Franco’s Forgotten Crimes

Spaniards have flocked to an exhibition emphasizing the need to remember Nazi Germany’s crimes. Yet the Right insists that highlighting Franco’s own atrocities will only "open old wounds."

Bodies Are Exhumed From Franco-era Mass Grave

Josefa Peiro, 80 holds a portrait of her father, Jose Peiro, as she poses for a portrait on August 29, 2018 in Tavernes, Spain. Jose Peiro was executed in Paterna on November 30, 1939 after the finish of Spain’s Civil war. According to local authorities, 2,238 bodies of victims of Franco’s regime were buried in this cemetery after being executed by firearm since 1939 to 1956 following the end of the Spanish Civil war. David Ramos / Getty Images


“Not too long ago. Not too far away.” Musealia, a company that creates traveling museum exhibitions, in collaboration with the Auschwitz Birkenau State Museum selected this warning as the slogan for its exhibition Auschwitz. The six-hundred-piece display depicts the suffering of prisoners, grapples with the society that enabled the barbarism of the concentration camps, and rejects ideologies based on hatred.

The slogan conveys a fear that the world might move on from what happened in Germany and the territories it occupied during World War II. Auschwitz concludes with two videos of interviews with Holocaust survivors, many imploring society to remember their persecution. This final message encapsulates the exhibition’s broader moral: it is dangerous, indeed unacceptable, to neglect to document systematic repression or to choose to look away from a traumatic past.

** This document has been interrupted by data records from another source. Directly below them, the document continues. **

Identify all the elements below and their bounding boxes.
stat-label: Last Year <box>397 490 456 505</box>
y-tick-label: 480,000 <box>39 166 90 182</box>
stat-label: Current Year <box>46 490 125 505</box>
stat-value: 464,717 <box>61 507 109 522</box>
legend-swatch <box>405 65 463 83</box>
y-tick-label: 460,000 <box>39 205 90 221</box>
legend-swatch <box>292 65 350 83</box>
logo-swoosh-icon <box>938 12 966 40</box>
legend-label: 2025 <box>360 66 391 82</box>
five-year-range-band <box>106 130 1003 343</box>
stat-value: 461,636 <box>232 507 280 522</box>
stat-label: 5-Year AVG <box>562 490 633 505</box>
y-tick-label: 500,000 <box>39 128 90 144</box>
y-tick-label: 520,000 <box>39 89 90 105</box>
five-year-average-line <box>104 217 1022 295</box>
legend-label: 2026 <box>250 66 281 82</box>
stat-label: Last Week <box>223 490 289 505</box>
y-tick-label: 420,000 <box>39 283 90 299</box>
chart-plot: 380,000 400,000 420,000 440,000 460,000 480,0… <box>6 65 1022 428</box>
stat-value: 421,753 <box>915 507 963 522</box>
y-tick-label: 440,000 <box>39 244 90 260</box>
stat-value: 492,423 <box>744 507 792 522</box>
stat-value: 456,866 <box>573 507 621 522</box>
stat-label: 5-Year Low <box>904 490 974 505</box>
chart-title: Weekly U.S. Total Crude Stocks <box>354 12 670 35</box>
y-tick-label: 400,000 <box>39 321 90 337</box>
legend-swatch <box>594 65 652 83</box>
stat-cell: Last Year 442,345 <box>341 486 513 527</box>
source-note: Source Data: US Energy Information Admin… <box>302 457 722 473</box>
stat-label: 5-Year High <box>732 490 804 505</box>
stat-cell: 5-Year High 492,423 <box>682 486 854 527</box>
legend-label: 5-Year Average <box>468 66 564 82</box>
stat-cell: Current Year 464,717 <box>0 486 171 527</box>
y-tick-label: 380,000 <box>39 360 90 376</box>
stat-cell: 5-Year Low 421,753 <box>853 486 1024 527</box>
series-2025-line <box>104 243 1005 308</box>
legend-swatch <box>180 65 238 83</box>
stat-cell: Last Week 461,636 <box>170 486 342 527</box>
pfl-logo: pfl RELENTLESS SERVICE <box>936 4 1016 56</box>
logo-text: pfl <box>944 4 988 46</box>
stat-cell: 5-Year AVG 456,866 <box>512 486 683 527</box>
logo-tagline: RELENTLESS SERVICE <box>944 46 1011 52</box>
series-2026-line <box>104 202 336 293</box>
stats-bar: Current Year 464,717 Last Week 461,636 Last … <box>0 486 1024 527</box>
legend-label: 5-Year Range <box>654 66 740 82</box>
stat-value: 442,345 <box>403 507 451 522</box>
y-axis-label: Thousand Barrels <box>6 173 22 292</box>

Auschwitz has enjoyed a tremendous public reception since its installation in Madrid in December 2017, the first stop on a fourteen-city tour across Europe and North America. Over five hundred thousand people visited the exhibition in the Spanish capital, along with one hundred thousand students given free entry, leading Musealia to twice extend the exhibition’s closing date, now moved to February 2019.